3. Figure out what gets them excited

“Ask your child, ‘What is your spark?’ and almost every kid seems to know what that means,” says Friedman. Kids are empowered when volunteering activities are based on their interests. Tweens can use soccer skills to help kids with special needs learn how to play. Older teens can run computer classes at a senior center or create a website for a local nonprofit.

For kids younger than 5, who may not be able to answer the spark question yet, have them choose one activity (from a list of three) they would most enjoy doing. “Giving your child voice to share what they want to do is critical,” says Friedman.

Need volunteering ideas? Try VolunteerMatch, which matches people (including kids and teens!) with needs in your area. You can even search based on causes you want to help, like animals, sports, education and literacy, immigrants and refugees and more.

4. Start small

Building a love for volunteering doesn’t usually start with spending hours at a local soup kitchen or animal shelter (although no one would discourage that!). Take baby steps and don’t worry if you can only volunteer every now and then.

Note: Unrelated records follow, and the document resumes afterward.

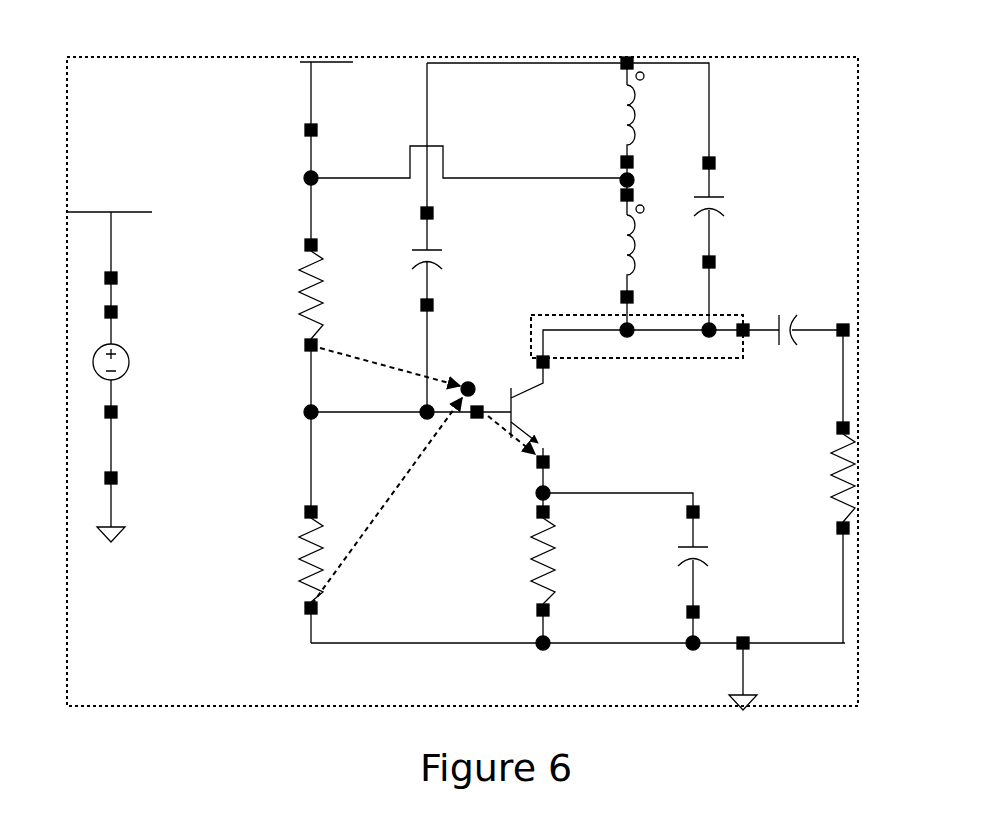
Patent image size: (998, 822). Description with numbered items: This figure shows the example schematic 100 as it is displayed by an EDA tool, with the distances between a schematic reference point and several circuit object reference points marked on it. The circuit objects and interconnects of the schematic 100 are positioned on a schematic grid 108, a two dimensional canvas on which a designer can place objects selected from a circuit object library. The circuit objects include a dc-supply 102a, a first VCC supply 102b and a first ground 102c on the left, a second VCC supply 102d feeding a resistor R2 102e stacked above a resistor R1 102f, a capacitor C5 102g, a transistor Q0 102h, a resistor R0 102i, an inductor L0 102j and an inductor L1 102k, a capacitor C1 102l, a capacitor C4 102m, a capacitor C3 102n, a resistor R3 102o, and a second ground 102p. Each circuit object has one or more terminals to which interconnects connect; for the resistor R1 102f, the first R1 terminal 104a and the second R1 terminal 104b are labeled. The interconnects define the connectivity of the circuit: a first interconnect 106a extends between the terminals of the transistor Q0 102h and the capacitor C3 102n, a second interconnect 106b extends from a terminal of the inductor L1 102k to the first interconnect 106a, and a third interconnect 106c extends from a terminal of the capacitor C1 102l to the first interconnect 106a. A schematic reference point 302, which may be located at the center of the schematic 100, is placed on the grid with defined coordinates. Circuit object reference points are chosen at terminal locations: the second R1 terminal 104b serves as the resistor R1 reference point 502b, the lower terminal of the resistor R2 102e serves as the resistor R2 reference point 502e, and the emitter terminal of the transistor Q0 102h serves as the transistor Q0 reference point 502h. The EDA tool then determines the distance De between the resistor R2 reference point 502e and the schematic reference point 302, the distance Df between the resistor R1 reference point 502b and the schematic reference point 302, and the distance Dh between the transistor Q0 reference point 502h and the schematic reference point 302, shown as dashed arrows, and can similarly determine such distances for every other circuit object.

The schematic 100 is at (798, 37).
The schematic grid 108 is at (906, 108).
The dc-supply 102a is at (76, 366).
The first VCC supply 102b is at (76, 236).
The first ground 102c is at (98, 509).
The second VCC supply 102d is at (295, 78).
The resistor R2 102e is at (283, 296).
The resistor R1 102f is at (272, 566).
The capacitor C5 102g is at (452, 268).
The transistor Q0 102h is at (512, 442).
The resistor R0 102i is at (515, 565).
The inductor L0 102j is at (612, 99).
The inductor L1 102k is at (622, 222).
The capacitor C1 102l is at (730, 238).
The capacitor C4 102m is at (670, 553).
The capacitor C3 102n is at (806, 296).
The resistor R3 102o is at (815, 470).
The second ground 102p is at (718, 683).
The first R1 terminal 104a is at (304, 512).
The second R1 terminal 104b is at (306, 612).
The first interconnect 106a is at (684, 362).
The second interconnect 106b is at (624, 306).
The third interconnect 106c is at (708, 312).
The schematic reference point 302 is at (476, 382).
The resistor R1 reference point 502b is at (318, 617).
The resistor R2 reference point 502e is at (302, 352).
The transistor Q0 reference point 502h is at (556, 462).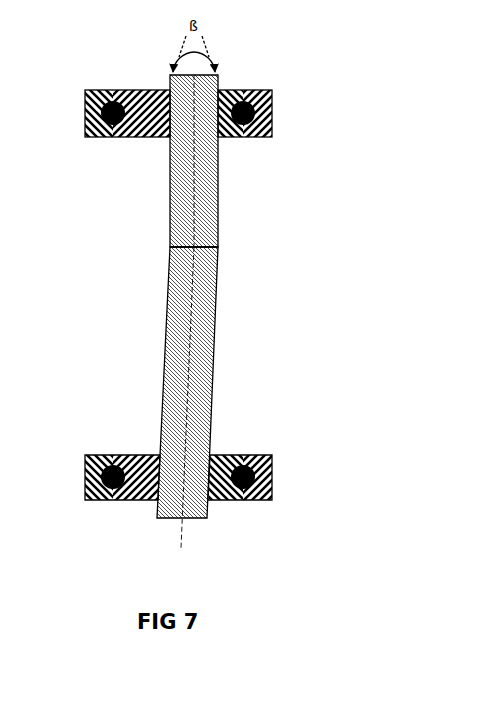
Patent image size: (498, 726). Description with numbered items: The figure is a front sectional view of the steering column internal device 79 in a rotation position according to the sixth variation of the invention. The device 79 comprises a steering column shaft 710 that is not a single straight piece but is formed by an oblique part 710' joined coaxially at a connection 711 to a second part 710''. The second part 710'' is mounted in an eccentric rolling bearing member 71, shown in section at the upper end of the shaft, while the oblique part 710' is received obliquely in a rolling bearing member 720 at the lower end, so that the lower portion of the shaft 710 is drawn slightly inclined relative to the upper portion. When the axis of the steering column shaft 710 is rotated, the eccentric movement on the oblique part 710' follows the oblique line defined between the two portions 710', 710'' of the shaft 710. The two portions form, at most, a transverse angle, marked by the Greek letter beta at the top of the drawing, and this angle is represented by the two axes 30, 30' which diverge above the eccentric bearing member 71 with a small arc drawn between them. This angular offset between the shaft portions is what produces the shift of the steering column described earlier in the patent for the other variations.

The axis 30 is at (148, 35).
The axis 30' is at (242, 35).
The eccentric rolling bearing member 71 is at (275, 112).
The steering column internal device 79 is at (127, 248).
The steering column shaft 710 is at (197, 311).
The second part 710'' is at (243, 161).
The oblique part 710' is at (232, 382).
The connection 711 is at (167, 250).
The rolling bearing member 720 is at (275, 475).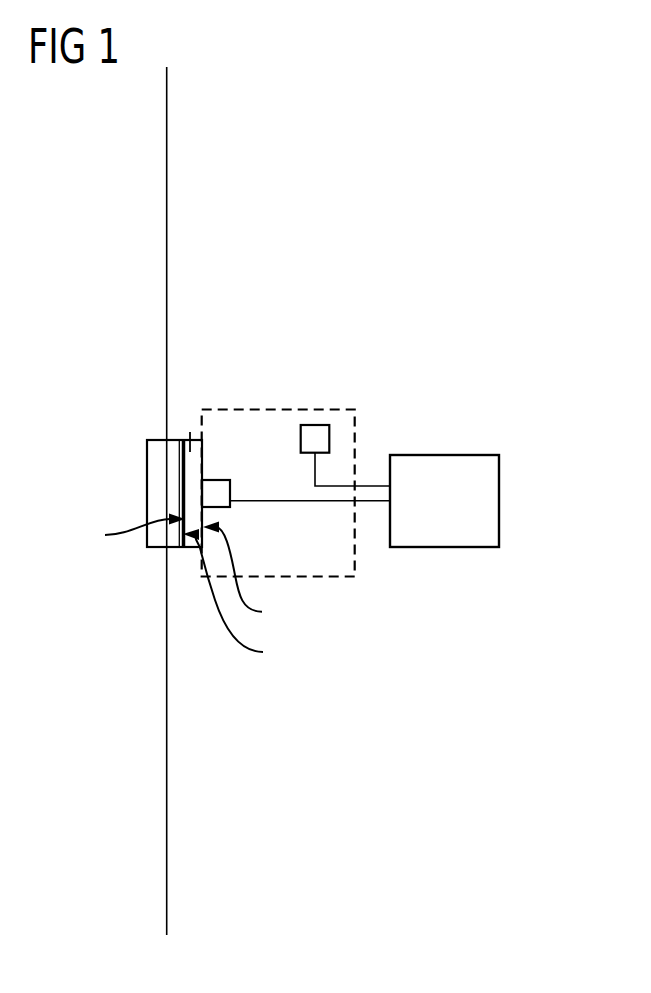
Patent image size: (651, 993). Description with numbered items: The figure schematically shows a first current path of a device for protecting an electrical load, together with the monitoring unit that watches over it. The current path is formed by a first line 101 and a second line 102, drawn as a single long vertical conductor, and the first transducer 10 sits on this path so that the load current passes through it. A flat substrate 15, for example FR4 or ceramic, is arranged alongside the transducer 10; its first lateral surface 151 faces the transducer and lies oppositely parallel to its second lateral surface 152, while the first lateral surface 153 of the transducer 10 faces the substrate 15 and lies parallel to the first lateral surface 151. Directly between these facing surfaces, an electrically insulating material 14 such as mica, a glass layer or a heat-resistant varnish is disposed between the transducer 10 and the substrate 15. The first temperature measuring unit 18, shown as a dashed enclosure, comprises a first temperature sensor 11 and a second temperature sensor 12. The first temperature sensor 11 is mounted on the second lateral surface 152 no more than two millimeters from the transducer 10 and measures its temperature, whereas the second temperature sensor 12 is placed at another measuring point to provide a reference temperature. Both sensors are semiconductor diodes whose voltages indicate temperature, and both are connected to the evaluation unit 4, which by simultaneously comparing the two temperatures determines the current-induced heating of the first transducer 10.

The first line 101 is at (167, 208).
The second line 102 is at (167, 772).
The first transducer 10 is at (155, 497).
The electrically insulating material 14 is at (183, 440).
The substrate 15 is at (190, 450).
The first temperature sensor 11 is at (218, 492).
The first temperature measuring unit 18 is at (313, 409).
The second temperature sensor 12 is at (329, 440).
The evaluation unit 4 is at (435, 547).
The first lateral surface of the substrate 151 is at (121, 535).
The second lateral surface of the substrate 152 is at (256, 578).
The first lateral surface of the transducer 153 is at (246, 600).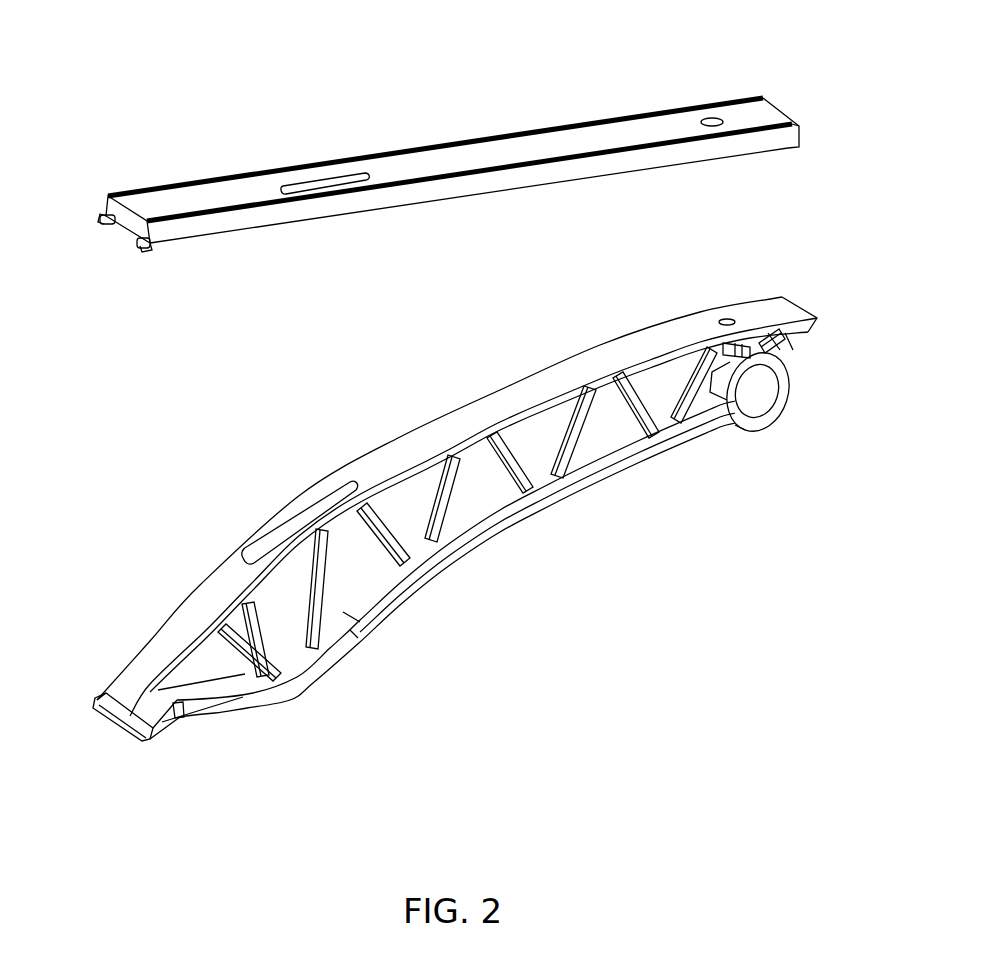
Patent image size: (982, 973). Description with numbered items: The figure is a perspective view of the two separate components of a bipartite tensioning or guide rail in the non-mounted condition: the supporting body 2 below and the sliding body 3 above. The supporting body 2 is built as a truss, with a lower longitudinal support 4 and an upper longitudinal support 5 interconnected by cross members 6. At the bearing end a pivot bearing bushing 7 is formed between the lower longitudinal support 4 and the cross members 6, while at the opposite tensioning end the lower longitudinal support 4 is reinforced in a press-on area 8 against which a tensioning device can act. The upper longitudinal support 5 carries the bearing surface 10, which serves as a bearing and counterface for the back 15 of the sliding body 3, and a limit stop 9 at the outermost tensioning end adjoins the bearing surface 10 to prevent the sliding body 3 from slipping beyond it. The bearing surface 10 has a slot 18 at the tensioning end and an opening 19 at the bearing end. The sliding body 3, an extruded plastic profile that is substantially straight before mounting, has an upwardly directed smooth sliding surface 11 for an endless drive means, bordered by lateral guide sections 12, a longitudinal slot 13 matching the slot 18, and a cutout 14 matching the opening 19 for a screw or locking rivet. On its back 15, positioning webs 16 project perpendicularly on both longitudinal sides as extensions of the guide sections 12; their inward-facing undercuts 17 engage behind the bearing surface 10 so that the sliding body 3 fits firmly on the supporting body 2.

The supporting body 2 is at (800, 285).
The sliding body 3 is at (764, 84).
The lower longitudinal support 4 is at (623, 465).
The upper longitudinal support 5 is at (785, 337).
The cross members 6 is at (510, 480).
The pivot bearing bushing 7 is at (765, 393).
The press-on area 8 is at (327, 670).
The limit stop 9 is at (117, 723).
The bearing surface 10 is at (400, 440).
The sliding surface 11 is at (468, 162).
The guide sections 12 is at (205, 212).
The longitudinal slot 13 is at (313, 186).
The cutout 14 is at (712, 120).
The back 15 is at (121, 228).
The positioning webs 16 is at (97, 210).
The undercuts 17 is at (100, 225).
The slot 18 is at (267, 540).
The opening 19 is at (728, 316).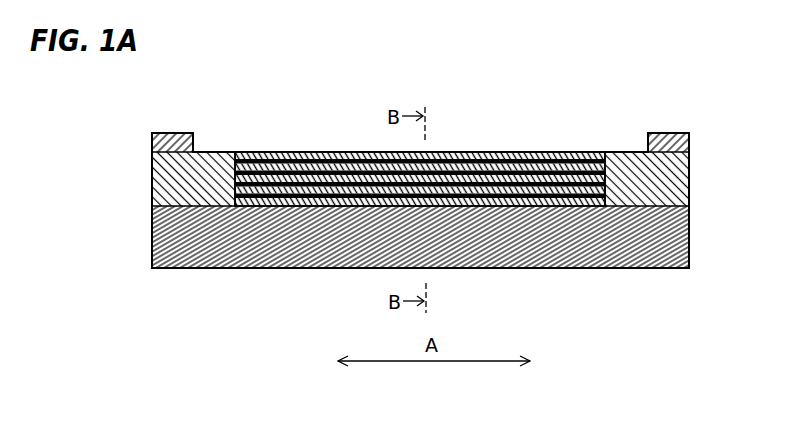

Don’t ask your 8-year-old to play their clarinet at a large fundraiser. Instead, see if they want to play for their grandparent in a nursing home. “The child sees the direct result of entertaining someone,” suggests Damon. “That is very meaningful to a child. Even if it seems small to a parent, it is not so small to a child.”

5. Be creative

Is your 5-year-old a ballerina? Maybe they could put on a tutu and dance for an elderly neighbor. Are your kids Picassos with crayons? Send their pictures to Color A Smile, where they’re distributed to seniors, troops overseas and others who need a smile. Have a budding scientist? Maybe they can compost kitchen scraps and donate them to a community garden. An organized child can spearhead a playground cleanup at school while a high-energy kid can pound the pavement for a charity walk.

6. Emphasize everyday kindness

Show children the cyclical nature of giving and receiving, suggests Friedman. Ask kids how they helped someone today and how someone helped them. Did they hold the door for their music class? Did a teacher help them pick up a dropped stack of paper? Even the smallest acts of kindness can go a long way.